The early history of the Catawba Indians is clouded but it is known that by 1567 the tribe had settled the area around the Catawba River along the border of what are today North and South Carolina. The tribe sustained itself by hunting, fishing and growing crops. Although the Catawba Indians established a mutually beneficial and generally peaceful relationship with early European settlers, the tribe suffered from constant conflict with other Native American groups including the Iroquois, the Delaware and the Algonquian Shawnee. Various colonial governments attempted to broker peace between the tribes, especially between the Catawba and the Iroquois, with limited success.
Military conflicts with neighboring tribes combined with a series of smallpox epidemics that erupted in 1738, and later in 1759, contributed to the steadily dwindling number of Catawba Indians throughout the 18th and 19th centuries. With the death of the Catawba chief King Hagler in 1762, the tribe’s importance among other Native American groups was further eroded.
South Carolina created a small 15-square-mile (38.8 square km) reservation for the tribe along the Catawba River the following year. During the 19th century, the tribe sold and leased portions of their reservation to South Carolina and white settlers. The presence of outsiders on the reservation motivated some Catawba Indians to join the Cherokee tribe in North Carolina but most returned soon after.

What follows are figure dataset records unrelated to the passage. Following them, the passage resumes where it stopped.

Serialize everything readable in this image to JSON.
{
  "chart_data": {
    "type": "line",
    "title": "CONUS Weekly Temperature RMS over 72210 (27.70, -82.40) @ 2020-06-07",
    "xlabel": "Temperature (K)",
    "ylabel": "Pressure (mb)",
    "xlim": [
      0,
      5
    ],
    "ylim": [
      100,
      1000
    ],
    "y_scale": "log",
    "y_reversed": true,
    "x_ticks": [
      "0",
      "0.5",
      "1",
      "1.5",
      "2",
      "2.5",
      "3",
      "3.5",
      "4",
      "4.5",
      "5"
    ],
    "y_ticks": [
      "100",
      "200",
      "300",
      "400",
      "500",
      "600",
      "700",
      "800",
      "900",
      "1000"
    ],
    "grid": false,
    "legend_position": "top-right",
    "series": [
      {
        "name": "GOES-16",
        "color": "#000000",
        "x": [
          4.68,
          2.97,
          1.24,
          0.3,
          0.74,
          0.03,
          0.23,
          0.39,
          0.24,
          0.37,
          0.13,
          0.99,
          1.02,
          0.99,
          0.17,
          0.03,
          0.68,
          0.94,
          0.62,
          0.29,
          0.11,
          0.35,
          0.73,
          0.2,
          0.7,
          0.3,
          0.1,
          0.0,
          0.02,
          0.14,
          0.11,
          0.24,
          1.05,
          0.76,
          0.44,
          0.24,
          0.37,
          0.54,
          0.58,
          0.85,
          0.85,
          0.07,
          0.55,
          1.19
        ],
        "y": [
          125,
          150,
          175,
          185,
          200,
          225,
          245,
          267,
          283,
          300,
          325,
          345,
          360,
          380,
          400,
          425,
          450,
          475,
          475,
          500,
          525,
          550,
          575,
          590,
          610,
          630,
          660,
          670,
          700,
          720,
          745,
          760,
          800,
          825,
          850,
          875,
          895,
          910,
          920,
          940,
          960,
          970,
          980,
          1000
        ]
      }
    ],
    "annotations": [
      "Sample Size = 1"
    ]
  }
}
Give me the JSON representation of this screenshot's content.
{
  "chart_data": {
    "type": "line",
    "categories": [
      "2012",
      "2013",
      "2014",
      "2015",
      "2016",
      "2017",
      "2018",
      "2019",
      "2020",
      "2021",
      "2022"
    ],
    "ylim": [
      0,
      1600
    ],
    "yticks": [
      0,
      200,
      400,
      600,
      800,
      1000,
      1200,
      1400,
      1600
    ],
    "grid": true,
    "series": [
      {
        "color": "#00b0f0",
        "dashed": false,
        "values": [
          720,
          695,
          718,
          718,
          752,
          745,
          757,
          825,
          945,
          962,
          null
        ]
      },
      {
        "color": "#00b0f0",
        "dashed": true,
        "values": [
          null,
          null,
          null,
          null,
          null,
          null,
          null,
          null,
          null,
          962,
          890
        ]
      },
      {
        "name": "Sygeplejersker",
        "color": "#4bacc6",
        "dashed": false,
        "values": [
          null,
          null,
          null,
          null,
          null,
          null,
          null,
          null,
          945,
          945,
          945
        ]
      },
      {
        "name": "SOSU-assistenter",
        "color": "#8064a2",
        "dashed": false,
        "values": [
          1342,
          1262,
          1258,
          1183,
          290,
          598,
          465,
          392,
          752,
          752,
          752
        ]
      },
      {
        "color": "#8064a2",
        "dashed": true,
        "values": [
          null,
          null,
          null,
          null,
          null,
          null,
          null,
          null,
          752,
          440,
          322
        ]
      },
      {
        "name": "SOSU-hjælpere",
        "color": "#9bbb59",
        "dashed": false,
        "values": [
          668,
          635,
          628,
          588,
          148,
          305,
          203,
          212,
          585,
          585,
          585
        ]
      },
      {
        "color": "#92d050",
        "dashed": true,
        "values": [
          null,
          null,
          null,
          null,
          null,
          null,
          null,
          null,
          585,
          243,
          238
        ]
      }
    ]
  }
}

In the late 19th century, a group of Catawba Indians left the tribal reservation and settled in Oklahoma with the Choctaw. These Catawba merged completely with their new tribe and several converted to Mormonism. In the Carolinas the Catawba are best known for their pottery, an art that continues to provide many tribe members with an income. The Catawba Indian pottery is not glazed or painted, is made with clay dug from the banks of the Catawba River and is shaped by hand and fired in an outdoor pit.